This book examines, in a scholarly manner, spiritualities of the African diaspora (people of African descent living throughout the world) and the impact that colonialism, race, and Black identity have had on this wide field. I’m sure it was designed for undergraduate courses in religion departments at universities, rather than the casual reader, but it belongs in every public library.
Mitchem begins by discussing deficiencies in earlier scholarship and understandings of Black people and their religious ideas and spiritual practices.
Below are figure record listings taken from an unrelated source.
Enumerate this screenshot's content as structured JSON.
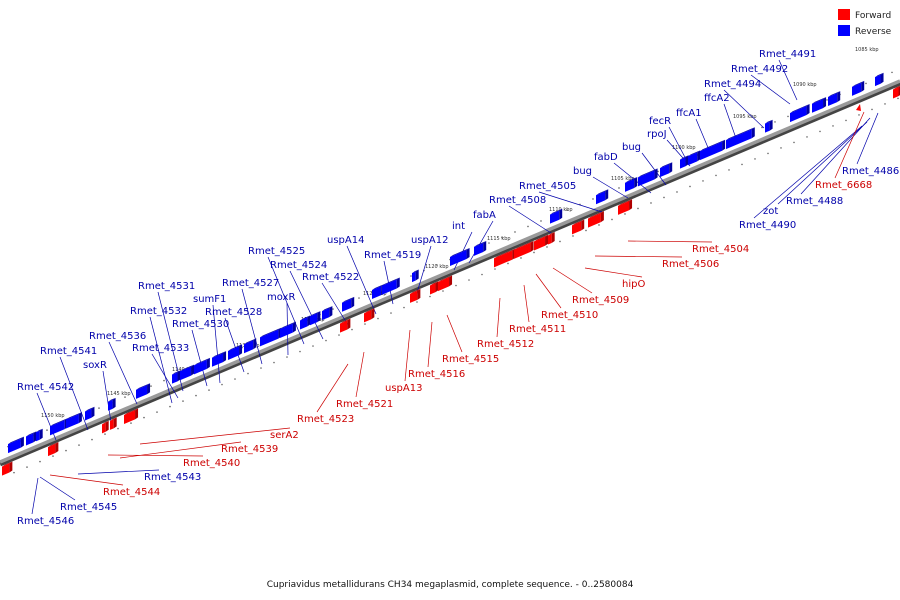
{
  "legend": {
    "forward_label": "Forward",
    "reverse_label": "Reverse",
    "forward_color": "#ff0000",
    "reverse_color": "#0000ff"
  },
  "caption": "Cupriavidus metallidurans CH34 megaplasmid, complete sequence. - 0..2580084",
  "colors": {
    "forward_label": "#cc0000",
    "reverse_label": "#0000aa",
    "forward_box": "#ff0000",
    "forward_box_dark": "#b00000",
    "reverse_box": "#0000ff",
    "reverse_box_dark": "#0000a0",
    "backbone": "#8c8c8c",
    "backbone_shadow": "#444444"
  },
  "scale_labels": [
    "1085 kbp",
    "1090 kbp",
    "1095 kbp",
    "1100 kbp",
    "1105 kbp",
    "1110 kbp",
    "1115 kbp",
    "1120 kbp",
    "1125 kbp",
    "1130 kbp",
    "1135 kbp",
    "1140 kbp",
    "1145 kbp",
    "1150 kbp"
  ],
  "reverse_genes": [
    "Rmet_4491",
    "Rmet_4492",
    "Rmet_4494",
    "ffcA2",
    "ffcA1",
    "fecR",
    "rpoJ",
    "bug",
    "fabD",
    "bug",
    "Rmet_4505",
    "Rmet_4508",
    "fabA",
    "int",
    "uspA12",
    "uspA14",
    "Rmet_4519",
    "Rmet_4522",
    "Rmet_4524",
    "Rmet_4525",
    "moxR",
    "Rmet_4527",
    "Rmet_4528",
    "sumF1",
    "Rmet_4530",
    "Rmet_4531",
    "Rmet_4532",
    "Rmet_4533",
    "Rmet_4536",
    "soxR",
    "Rmet_4541",
    "Rmet_4542",
    "Rmet_4486",
    "Rmet_4488",
    "zot",
    "Rmet_4490",
    "Rmet_4543",
    "Rmet_4545",
    "Rmet_4546"
  ],
  "forward_genes": [
    "Rmet_6668",
    "Rmet_4504",
    "Rmet_4506",
    "hipO",
    "Rmet_4509",
    "Rmet_4510",
    "Rmet_4511",
    "Rmet_4512",
    "Rmet_4515",
    "Rmet_4516",
    "uspA13",
    "Rmet_4521",
    "Rmet_4523",
    "serA2",
    "Rmet_4539",
    "Rmet_4540",
    "Rmet_4544"
  ]
}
For example, Greek myths are taught in every K-12 curriculum in the United States, and never as “weird religion,” Mitchem writes; in contrast, “Western writers have relied on African religious components to create images that are the stuff of nightmares — voodoo, zombies, mummies, and evil magicians. The composition of such figures betrays the legacy of racist stereotypes and depictions of Black people as depraved, animalistic, and barely human that informs them.”
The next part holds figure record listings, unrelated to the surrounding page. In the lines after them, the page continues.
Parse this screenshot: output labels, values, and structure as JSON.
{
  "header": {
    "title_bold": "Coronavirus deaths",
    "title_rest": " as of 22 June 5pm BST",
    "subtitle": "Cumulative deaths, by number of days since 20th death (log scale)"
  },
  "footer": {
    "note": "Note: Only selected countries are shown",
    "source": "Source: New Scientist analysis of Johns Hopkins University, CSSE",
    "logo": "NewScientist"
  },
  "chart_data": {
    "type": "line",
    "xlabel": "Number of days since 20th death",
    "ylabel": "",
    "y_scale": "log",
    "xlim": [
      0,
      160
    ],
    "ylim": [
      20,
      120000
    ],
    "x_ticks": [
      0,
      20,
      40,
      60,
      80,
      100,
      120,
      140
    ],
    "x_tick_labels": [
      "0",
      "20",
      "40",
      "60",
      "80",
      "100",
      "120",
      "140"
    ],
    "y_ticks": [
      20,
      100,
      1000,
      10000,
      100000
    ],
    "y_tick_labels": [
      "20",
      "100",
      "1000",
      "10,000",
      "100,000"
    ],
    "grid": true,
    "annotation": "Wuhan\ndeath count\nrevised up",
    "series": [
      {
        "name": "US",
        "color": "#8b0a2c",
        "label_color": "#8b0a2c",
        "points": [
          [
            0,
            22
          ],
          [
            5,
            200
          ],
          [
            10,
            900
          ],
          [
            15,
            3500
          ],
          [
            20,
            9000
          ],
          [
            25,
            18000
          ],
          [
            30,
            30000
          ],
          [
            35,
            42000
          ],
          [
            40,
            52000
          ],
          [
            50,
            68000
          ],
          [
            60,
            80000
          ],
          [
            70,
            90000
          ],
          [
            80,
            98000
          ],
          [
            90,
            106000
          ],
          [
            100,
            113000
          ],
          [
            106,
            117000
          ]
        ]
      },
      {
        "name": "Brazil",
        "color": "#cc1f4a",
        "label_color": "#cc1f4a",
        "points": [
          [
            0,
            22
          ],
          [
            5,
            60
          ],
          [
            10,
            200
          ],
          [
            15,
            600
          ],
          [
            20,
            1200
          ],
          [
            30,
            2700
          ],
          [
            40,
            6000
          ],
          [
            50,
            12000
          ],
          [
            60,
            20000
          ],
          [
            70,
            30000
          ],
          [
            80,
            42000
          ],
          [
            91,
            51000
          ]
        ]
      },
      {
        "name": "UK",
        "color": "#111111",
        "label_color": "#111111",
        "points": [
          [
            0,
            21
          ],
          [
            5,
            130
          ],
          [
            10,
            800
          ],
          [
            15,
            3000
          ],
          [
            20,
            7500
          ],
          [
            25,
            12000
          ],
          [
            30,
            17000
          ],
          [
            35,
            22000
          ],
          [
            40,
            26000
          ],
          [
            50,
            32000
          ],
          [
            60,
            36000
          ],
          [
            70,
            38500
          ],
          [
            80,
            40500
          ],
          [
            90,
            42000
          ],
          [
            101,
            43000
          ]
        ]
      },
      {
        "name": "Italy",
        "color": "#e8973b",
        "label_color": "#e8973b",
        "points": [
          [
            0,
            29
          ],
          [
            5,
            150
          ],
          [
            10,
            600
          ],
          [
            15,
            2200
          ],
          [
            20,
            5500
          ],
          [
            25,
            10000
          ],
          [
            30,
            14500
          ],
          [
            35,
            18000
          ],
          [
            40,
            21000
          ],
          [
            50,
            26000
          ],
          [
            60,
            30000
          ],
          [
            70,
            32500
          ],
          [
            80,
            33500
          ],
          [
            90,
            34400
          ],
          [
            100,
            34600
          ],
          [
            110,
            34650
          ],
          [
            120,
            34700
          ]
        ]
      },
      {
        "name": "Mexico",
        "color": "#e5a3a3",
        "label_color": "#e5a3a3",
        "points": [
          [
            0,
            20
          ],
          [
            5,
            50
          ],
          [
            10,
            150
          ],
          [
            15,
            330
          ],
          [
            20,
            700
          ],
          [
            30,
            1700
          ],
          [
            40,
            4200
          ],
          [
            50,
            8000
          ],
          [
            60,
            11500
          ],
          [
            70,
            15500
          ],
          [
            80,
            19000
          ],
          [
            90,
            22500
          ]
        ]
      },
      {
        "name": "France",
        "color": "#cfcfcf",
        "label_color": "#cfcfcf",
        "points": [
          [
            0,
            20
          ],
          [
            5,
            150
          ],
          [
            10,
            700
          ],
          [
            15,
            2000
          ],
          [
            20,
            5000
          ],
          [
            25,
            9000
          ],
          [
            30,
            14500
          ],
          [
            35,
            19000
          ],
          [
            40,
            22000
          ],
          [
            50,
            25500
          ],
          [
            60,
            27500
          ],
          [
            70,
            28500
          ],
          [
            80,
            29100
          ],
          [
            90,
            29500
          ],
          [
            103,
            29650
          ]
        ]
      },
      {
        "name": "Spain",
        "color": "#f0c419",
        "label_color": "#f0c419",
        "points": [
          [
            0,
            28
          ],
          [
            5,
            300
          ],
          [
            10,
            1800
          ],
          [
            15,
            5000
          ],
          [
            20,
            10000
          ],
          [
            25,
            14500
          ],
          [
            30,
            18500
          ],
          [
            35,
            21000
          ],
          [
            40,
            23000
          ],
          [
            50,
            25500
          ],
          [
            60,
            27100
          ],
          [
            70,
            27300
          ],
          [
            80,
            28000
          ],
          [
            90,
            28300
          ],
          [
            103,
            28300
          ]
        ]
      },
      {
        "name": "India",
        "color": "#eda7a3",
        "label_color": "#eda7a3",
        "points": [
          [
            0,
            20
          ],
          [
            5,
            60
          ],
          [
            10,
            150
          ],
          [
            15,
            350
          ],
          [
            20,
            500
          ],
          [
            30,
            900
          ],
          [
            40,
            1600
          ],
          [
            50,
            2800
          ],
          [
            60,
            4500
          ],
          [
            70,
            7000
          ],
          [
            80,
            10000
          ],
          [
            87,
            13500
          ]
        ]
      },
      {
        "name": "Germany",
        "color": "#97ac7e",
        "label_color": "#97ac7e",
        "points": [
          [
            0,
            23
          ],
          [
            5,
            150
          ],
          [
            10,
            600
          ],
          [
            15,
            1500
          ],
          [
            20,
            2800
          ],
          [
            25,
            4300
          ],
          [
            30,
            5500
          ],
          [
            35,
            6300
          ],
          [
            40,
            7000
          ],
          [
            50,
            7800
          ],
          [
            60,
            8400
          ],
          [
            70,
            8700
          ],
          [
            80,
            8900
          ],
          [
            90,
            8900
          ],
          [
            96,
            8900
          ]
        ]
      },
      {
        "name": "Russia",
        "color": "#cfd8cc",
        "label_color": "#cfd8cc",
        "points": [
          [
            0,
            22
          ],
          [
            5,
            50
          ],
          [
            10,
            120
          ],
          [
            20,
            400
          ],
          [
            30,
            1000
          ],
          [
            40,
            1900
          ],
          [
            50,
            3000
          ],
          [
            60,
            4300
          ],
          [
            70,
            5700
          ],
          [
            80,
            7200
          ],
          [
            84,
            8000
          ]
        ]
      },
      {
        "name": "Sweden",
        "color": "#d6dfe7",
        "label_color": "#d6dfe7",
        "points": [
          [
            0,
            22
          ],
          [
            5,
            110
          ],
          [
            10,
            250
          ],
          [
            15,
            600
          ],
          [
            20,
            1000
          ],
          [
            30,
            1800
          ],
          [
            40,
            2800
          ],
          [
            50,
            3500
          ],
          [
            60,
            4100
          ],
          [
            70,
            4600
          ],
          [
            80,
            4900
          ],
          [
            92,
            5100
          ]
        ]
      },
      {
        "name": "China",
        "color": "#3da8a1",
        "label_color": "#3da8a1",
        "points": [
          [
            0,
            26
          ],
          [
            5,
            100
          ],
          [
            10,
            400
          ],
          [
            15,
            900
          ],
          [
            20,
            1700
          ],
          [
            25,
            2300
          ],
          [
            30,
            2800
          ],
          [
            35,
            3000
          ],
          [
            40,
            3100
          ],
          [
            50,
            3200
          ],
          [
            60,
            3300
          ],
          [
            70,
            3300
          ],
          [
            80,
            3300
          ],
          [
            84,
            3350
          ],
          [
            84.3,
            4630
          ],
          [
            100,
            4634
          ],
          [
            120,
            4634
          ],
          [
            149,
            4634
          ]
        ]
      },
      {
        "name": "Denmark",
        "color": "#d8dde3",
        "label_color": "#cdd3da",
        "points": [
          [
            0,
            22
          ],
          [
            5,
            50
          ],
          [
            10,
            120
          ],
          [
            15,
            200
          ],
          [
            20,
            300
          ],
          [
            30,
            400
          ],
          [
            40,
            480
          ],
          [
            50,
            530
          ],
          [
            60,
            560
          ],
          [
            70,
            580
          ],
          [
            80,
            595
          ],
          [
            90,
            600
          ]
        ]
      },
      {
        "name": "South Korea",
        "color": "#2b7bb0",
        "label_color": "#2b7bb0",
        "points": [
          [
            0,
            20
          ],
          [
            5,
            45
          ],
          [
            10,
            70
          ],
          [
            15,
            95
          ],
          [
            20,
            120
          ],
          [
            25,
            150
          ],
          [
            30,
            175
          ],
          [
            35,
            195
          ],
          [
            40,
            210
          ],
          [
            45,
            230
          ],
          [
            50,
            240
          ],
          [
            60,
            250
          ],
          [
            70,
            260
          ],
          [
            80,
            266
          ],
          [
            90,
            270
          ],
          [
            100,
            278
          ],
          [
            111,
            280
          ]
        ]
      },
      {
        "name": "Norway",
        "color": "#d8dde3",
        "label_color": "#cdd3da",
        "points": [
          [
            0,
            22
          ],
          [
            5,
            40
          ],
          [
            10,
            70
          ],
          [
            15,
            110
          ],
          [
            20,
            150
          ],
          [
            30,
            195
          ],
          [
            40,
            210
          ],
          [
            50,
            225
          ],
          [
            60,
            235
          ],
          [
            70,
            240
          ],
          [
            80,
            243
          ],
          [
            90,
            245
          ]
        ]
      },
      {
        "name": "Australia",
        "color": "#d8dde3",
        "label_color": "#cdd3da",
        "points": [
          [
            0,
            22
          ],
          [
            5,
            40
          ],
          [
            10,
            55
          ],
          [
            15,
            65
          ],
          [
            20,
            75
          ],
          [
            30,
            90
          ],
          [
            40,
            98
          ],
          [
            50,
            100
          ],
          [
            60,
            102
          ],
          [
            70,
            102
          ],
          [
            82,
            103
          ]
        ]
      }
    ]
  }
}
Another redirection that she provides regards the scant attention paid to the ideas of African origin spiritualities. Mitchem quotes an expert saying that educators “direct no attention to the philosophy of the African … [who] have and always have had their own ideas about the nature of the universe, time, and space, about appearance and reality, and about freedom and necessity.”
Part of the problem, Mitchem emphasizes, is a Western presumption of what “religion” is and means. “African religions,” for instance, “are non-revealed and orally transmitted.”
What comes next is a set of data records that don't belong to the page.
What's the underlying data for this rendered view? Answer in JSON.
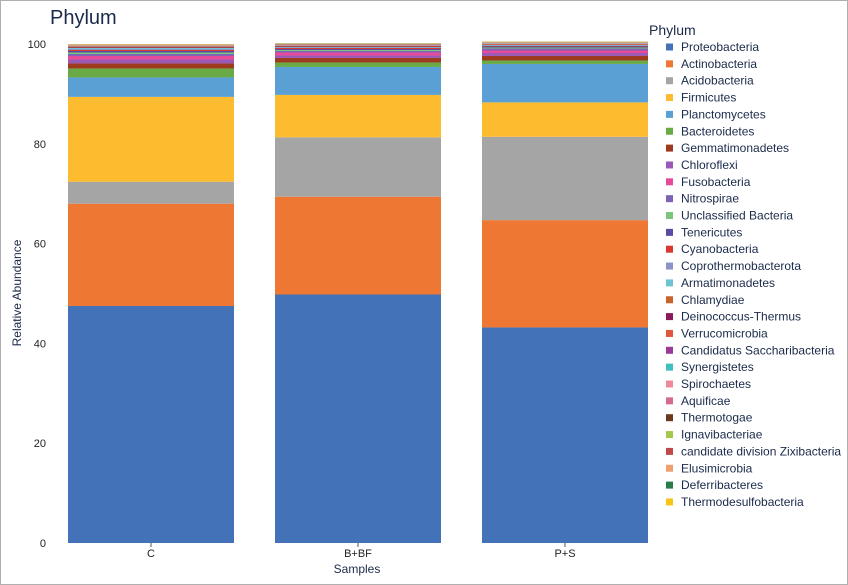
{
  "chart_data": {
    "type": "bar",
    "stacked": true,
    "title": "Phylum",
    "xlabel": "Samples",
    "ylabel": "Relative Abundance",
    "ylim": [
      0,
      100
    ],
    "yticks": [
      0,
      20,
      40,
      60,
      80,
      100
    ],
    "grid": false,
    "legend_title": "Phylum",
    "legend_position": "right",
    "categories": [
      "C",
      "B+BF",
      "P+S"
    ],
    "series": [
      {
        "name": "Proteobacteria",
        "color": "#4472b8",
        "values": [
          47.5,
          49.8,
          43.2
        ]
      },
      {
        "name": "Actinobacteria",
        "color": "#ee7733",
        "values": [
          20.5,
          19.6,
          21.5
        ]
      },
      {
        "name": "Acidobacteria",
        "color": "#a5a5a5",
        "values": [
          4.4,
          11.9,
          16.7
        ]
      },
      {
        "name": "Firmicutes",
        "color": "#fdbb2f",
        "values": [
          17.0,
          8.5,
          6.9
        ]
      },
      {
        "name": "Planctomycetes",
        "color": "#5aa0d4",
        "values": [
          3.9,
          5.6,
          7.7
        ]
      },
      {
        "name": "Bacteroidetes",
        "color": "#6aaa46",
        "values": [
          1.8,
          0.9,
          0.7
        ]
      },
      {
        "name": "Gemmatimonadetes",
        "color": "#9e3a1e",
        "values": [
          1.0,
          0.9,
          0.9
        ]
      },
      {
        "name": "Chloroflexi",
        "color": "#9b59b6",
        "values": [
          0.8,
          0.5,
          0.6
        ]
      },
      {
        "name": "Fusobacteria",
        "color": "#e84a9a",
        "values": [
          0.7,
          0.6,
          0.5
        ]
      },
      {
        "name": "Nitrospirae",
        "color": "#7b63b5",
        "values": [
          0.4,
          0.3,
          0.4
        ]
      },
      {
        "name": "Unclassified Bacteria",
        "color": "#7bc67b",
        "values": [
          0.3,
          0.2,
          0.2
        ]
      },
      {
        "name": "Tenericutes",
        "color": "#5a4aa3",
        "values": [
          0.3,
          0.2,
          0.2
        ]
      },
      {
        "name": "Cyanobacteria",
        "color": "#d8382e",
        "values": [
          0.2,
          0.2,
          0.1
        ]
      },
      {
        "name": "Coprothermobacterota",
        "color": "#8a94c8",
        "values": [
          0.2,
          0.1,
          0.1
        ]
      },
      {
        "name": "Armatimonadetes",
        "color": "#6ec3d0",
        "values": [
          0.2,
          0.1,
          0.1
        ]
      },
      {
        "name": "Chlamydiae",
        "color": "#c8642a",
        "values": [
          0.1,
          0.1,
          0.1
        ]
      },
      {
        "name": "Deinococcus-Thermus",
        "color": "#8a1a5a",
        "values": [
          0.1,
          0.1,
          0.05
        ]
      },
      {
        "name": "Verrucomicrobia",
        "color": "#e2563f",
        "values": [
          0.1,
          0.05,
          0.05
        ]
      },
      {
        "name": "Candidatus Saccharibacteria",
        "color": "#9a3b9a",
        "values": [
          0.05,
          0.05,
          0.05
        ]
      },
      {
        "name": "Synergistetes",
        "color": "#3fbfc0",
        "values": [
          0.05,
          0.05,
          0.05
        ]
      },
      {
        "name": "Spirochaetes",
        "color": "#f08a9a",
        "values": [
          0.05,
          0.05,
          0.05
        ]
      },
      {
        "name": "Aquificae",
        "color": "#d46a92",
        "values": [
          0.05,
          0.05,
          0.05
        ]
      },
      {
        "name": "Thermotogae",
        "color": "#6b3a1e",
        "values": [
          0.05,
          0.05,
          0.05
        ]
      },
      {
        "name": "Ignavibacteriae",
        "color": "#a6c84a",
        "values": [
          0.05,
          0.05,
          0.05
        ]
      },
      {
        "name": "candidate division Zixibacteria",
        "color": "#c04848",
        "values": [
          0.05,
          0.05,
          0.05
        ]
      },
      {
        "name": "Elusimicrobia",
        "color": "#f0a070",
        "values": [
          0.05,
          0.05,
          0.05
        ]
      },
      {
        "name": "Deferribacteres",
        "color": "#2a7a4a",
        "values": [
          0.05,
          0.05,
          0.05
        ]
      },
      {
        "name": "Thermodesulfobacteria",
        "color": "#f5c518",
        "values": [
          0.05,
          0.05,
          0.05
        ]
      }
    ]
  }
}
One chapter gives attention to “Growing African Diasporan Religions,” which include The Moorish Science Temple, and The African Orthodox Church, the latter co-founded by Marcus Garvey. Both began in the early twentieth century. Another chapter focuses on “Afrikan Indigenous Religions,” which include Ba’Kongo, Ifa, and Vodun — and if these names are unfamiliar to you, I’m sure you are in wide company. There are several other chapters, as well, including one on “Vodou/Haiti and Lucumi/Cuba,” which should go a long way to correcting misconceptions about these African Diasporan Religions in the United States.
This is an important book designed to widen the lens of our understanding of Black religious and spiritual life.